One of the patents for what is described in the media as a “neighborhood alert mode” would allow users in one household to send photos and videos of someone they deem ‘suspicious’ to their neighbors’ Ring cameras so that they, too, start recording and can assemble a “series of ‘storyboard’ images for activity taking place across the fields of view of multiple cameras.”
Aside from the possible future interconnectivity among the Ring devices themselves, Amazon’s doorbell cameras, as it stands now, already exchange information with 1,963 police and 383 fire departments across the US, according to Business Insider. Authorities do not even need a warrant to access Ring footage.
The news has got some privacy experts worried, with Hannah Hart from ProPrivacy telling the Guardian that, if implemented, the new technologies would let anyone with a Ring doorbell “turn their area of the neighbourhood into a surveilled space due to its video recording functionality and audio processors, which are able to pick up sound 40ft away.”
This is not the first time the tech giant has caught flak over its surveillance technologies, including from within its own ranks.

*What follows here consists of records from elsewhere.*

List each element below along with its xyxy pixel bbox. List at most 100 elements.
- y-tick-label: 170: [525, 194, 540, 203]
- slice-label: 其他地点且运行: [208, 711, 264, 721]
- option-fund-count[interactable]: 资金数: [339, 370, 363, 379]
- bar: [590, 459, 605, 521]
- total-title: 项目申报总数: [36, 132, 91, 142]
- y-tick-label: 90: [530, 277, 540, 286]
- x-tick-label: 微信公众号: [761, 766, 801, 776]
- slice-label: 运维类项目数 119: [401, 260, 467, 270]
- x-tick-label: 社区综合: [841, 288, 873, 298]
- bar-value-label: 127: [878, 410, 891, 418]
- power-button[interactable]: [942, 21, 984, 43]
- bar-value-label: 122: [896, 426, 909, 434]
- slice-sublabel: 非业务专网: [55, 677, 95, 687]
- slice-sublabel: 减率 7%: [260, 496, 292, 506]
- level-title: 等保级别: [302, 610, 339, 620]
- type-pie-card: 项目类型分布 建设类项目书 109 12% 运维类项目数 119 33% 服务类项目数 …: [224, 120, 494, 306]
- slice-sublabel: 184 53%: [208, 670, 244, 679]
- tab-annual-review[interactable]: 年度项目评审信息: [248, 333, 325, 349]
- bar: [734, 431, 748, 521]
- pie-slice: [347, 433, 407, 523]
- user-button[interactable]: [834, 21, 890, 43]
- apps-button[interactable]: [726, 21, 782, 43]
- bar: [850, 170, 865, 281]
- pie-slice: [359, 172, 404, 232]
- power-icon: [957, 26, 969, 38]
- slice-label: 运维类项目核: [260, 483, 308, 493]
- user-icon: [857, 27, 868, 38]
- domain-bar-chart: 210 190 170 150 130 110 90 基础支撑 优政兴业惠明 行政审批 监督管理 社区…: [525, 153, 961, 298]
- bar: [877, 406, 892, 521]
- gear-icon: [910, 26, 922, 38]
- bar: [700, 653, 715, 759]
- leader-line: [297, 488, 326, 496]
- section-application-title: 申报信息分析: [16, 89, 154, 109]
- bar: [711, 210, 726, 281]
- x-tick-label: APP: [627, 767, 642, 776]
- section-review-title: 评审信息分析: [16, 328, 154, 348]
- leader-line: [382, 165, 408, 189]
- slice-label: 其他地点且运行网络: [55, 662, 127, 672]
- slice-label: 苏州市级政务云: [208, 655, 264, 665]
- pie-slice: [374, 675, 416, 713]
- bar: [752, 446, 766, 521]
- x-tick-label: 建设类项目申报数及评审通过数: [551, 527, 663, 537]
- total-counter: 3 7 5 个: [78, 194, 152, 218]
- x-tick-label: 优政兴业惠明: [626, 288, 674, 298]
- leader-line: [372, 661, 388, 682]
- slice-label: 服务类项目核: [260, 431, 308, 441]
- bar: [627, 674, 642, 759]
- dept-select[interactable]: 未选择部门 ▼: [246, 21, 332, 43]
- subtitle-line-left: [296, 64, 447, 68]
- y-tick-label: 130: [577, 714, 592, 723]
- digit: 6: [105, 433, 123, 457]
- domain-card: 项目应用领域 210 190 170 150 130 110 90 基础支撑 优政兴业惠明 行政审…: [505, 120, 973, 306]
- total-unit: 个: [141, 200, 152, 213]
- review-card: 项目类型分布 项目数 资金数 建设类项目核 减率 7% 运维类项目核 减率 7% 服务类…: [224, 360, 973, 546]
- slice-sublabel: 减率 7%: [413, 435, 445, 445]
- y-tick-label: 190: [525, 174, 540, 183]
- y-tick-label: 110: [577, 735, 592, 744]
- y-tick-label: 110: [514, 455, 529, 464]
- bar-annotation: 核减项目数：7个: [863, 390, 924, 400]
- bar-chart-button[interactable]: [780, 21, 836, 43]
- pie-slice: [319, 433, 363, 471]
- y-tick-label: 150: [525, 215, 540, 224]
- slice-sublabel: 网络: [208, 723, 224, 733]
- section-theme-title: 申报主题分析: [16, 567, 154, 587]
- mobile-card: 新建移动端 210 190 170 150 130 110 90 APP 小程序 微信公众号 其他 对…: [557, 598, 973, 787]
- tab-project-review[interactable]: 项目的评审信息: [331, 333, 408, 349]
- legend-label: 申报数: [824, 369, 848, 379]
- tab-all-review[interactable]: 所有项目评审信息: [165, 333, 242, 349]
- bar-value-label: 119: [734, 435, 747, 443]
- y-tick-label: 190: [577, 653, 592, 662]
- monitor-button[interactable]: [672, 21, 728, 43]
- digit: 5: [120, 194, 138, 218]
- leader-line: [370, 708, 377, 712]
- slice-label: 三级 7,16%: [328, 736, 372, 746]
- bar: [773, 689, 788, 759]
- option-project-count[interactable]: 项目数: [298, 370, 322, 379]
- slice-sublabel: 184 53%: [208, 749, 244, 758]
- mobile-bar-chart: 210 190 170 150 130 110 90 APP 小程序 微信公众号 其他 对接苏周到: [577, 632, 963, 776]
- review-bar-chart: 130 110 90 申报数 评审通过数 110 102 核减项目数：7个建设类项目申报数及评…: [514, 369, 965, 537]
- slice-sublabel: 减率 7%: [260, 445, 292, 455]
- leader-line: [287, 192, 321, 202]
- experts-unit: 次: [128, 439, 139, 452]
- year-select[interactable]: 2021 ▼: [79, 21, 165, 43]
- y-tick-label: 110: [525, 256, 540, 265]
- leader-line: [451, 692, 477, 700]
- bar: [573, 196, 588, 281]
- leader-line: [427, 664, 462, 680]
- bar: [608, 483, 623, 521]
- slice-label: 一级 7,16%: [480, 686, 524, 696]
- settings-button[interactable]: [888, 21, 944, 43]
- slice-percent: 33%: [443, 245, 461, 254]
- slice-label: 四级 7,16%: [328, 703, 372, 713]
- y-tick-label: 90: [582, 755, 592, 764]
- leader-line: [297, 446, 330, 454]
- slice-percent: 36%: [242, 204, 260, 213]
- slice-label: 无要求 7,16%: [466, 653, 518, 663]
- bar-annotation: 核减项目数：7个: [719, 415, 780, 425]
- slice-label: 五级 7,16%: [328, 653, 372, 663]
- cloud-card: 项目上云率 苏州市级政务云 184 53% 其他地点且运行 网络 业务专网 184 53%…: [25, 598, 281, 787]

Last year, in a letter to Amazon’s management, software engineer Max Eliaser lashed out at the company’s surveillance network, describing it as “not compatible with a free society.”
Following media reports of possible biometrics-powered technology in Ring doorbells, Amazon tried to allay concerns, assuring Business Insider that “Ring does not have facial recognition technology nor biometrics in any of its devices or services. Patents filed or granted do not necessarily reflect products and services that are in development.”
Though, even as is, the said doorbell cameras have already presented some of its owners with legal issues. For instance, earlier this year, a court in the UK ruled that the doorbell camera installed by a plumber from Oxfordshire had “unjustifiably invaded” his neighbor’s privacy, capturing videos and audio-recordings of her. The judge branded the “extent of range to which these devices can capture audio” as not “reasonable for the purpose for which the devices are used by the defendant.” The defendant is now facing a hefty fine as a result, while Amazon advised all Ring doorbell users to “respect their neighbors’ privacy and comply with any applicable laws when using their Ring product.”